Dataset Registration

After uploading files to S3, register items into V7 datasets. Vendor reference: Registering items from external storage.

Before you start

Complete these steps before running any registration script:

  1. Create a dataset. Log in to V7, navigate to your workspace, open Dataset, then click Create New Dataset. Use a single word or multiple words joined with - or _ (no spaces).

  2. Generate an API key. In V7, go to SettingsAPI KeysNew API Key.

  3. Connect to AWS via the AWS CLI. This is required so the script can read objects from your S3 prod bucket. If you use Techops ACE Infra, follow onboarding and the AWS CLI access steps (steps 1-5) in the Okta Single Sign-On Broker guide.

Prepare values

team_slug    = "your-team-slug"      # V7 workspace name with - added to it
dataset_slug = "your-dataset-slug"   # dataset name you created earlier in V7
storage_name = "your-storage-bucket" # your S3 prod bucket

Single-file registration example

import requests

api_key = "YOUR_API_KEY"
team_slug = "your-team-slug"
dataset_slug = "your-dataset"
storage_name = "your-storage-bucket"

headers = {
    "Content-Type": "application/json",
    "Accept": "application/json",
    "Authorization": f"ApiKey {api_key}",
}

payload = {
    "items": [
        {
            "path": "/",
            "slots": [
                {
                    "as_frames": "false",
                    "slot_name": "1",
                    "storage_key": "data/000000000.png",
                    "file_name": "000000000.png",
                }
            ],
            "name": "000000000.png",
        }
    ],
    "dataset_slug": dataset_slug,
    "storage_slug": storage_name,
}

requests.post(
    f"https://darwin.v7labs.com/api/v2/teams/{team_slug}/items/register_existing",
    headers=headers,
    json=payload,
)

Multi-file (batch) registration example

Use this to register many files from an S3 bucket at once. Make sure you have connected to AWS via the AWS CLI first (see Before you start).

import boto3
import requests

# Connect to the S3 bucket
s3 = boto3.client('s3')

# Your AWS bucket name
bucket_name = 'v7-roche-pred-opm-prod'

# List objects within the bucket
objects = s3.list_objects_v2(Bucket=bucket_name)

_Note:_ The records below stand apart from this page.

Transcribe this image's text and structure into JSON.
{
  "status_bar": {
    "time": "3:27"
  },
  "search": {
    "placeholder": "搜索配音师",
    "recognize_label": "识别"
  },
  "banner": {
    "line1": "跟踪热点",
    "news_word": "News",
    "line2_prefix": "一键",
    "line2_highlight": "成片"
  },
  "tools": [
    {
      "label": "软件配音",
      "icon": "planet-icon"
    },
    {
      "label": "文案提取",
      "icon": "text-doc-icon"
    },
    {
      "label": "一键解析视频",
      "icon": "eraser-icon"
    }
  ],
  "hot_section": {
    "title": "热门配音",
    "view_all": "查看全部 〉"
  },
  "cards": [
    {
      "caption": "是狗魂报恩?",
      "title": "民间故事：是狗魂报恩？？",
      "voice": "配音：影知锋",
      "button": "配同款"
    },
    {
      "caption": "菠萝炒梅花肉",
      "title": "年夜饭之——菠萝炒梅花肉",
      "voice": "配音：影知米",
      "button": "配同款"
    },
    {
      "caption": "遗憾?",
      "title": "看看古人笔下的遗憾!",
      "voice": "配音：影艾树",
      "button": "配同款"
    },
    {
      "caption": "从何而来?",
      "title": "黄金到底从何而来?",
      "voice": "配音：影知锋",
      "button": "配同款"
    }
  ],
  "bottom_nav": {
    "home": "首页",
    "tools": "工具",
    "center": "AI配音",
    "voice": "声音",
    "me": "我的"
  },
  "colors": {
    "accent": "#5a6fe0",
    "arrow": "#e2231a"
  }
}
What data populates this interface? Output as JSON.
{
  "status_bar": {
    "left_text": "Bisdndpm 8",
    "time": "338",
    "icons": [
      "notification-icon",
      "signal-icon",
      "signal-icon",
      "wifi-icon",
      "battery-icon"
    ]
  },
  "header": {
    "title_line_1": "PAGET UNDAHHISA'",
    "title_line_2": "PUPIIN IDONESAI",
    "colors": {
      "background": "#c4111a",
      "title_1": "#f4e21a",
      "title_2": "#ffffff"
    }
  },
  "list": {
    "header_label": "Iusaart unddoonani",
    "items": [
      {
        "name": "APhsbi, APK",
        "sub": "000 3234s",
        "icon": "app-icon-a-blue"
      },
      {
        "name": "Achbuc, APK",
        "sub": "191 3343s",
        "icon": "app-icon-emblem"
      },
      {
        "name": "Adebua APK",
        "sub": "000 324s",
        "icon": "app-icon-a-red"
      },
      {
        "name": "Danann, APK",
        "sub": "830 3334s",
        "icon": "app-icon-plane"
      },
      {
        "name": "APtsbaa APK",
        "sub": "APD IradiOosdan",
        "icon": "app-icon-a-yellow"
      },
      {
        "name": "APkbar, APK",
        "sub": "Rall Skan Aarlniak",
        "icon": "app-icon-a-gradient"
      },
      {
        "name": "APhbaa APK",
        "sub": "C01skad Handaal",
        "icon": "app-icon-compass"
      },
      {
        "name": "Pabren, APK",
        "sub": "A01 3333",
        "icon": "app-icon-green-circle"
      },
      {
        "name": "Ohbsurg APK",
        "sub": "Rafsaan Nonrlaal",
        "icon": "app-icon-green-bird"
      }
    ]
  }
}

# List objects within the bucket and subfolder if needed
# objects = s3.list_objects_v2(Bucket=bucket_name, Prefix='data/enface_mahnaz2/')

# V7 API setup
api_key = "YOUR_API_KEY"
team_slug = "roche-pred-opm"            # CHANGE-IT
dataset_slug = "enface_mahnaz2"         # CHANGE-IT
storage_name = "v7-roche-pred-opm-prod" # CHANGE-IT

headers = {
    "Content-Type": "application/json",
    "Accept": "application/json",
    "Authorization": f"ApiKey {api_key}",
}

# Initialize payload
payload = {
    "items": [],
    "dataset_slug": dataset_slug,
    "storage_slug": storage_name,
}

# Iterate over each object in the bucket
for obj in objects.get('Contents', []):
    file_name = obj['Key']
    if file_name.endswith('.jpg'):  # CHANGE-IT depending on your file type
        payload['items'].append({
            "path": "/",
            # The slots value changes depending on the object type (.img, .avi, .pdf, etc.).
            # See: https://docs.v7labs.com/docs/registering-items-from-external-storage#the-basics-1
            "slots": [
                {
                    "as_frames": "false",
                    "slot_name": "1",
                    "storage_key": f"{file_name}",
                    "file_name": f"{file_name.split('/')[-1]}",
                }
            ],
            "name": f"{file_name.split('/')[-1]}",
        })

# To test before loading to V7, uncomment the print and comment everything below it
# print(payload)

# Send request to V7
response = requests.post(
    f"https://darwin.v7labs.com/api/v2/teams/{team_slug}/items/register_existing",
    headers=headers,
    json=payload,
)

# Process response
body = response.json()
if response.status_code != 200:
    print("request failed", response.text)
elif 'blocked_items' in body and len(body['blocked_items']) > 0:
    print("failed to register items:")
    for item in body['blocked_items']:
        print("\t - ", item)
    if len(body['items']) > 0:
        print("successfully registered items:")
    for item in body['items']:
        print("\t - ", item)
else:
    print("success")

If you hit certificate issues, see SSL Certificate Error.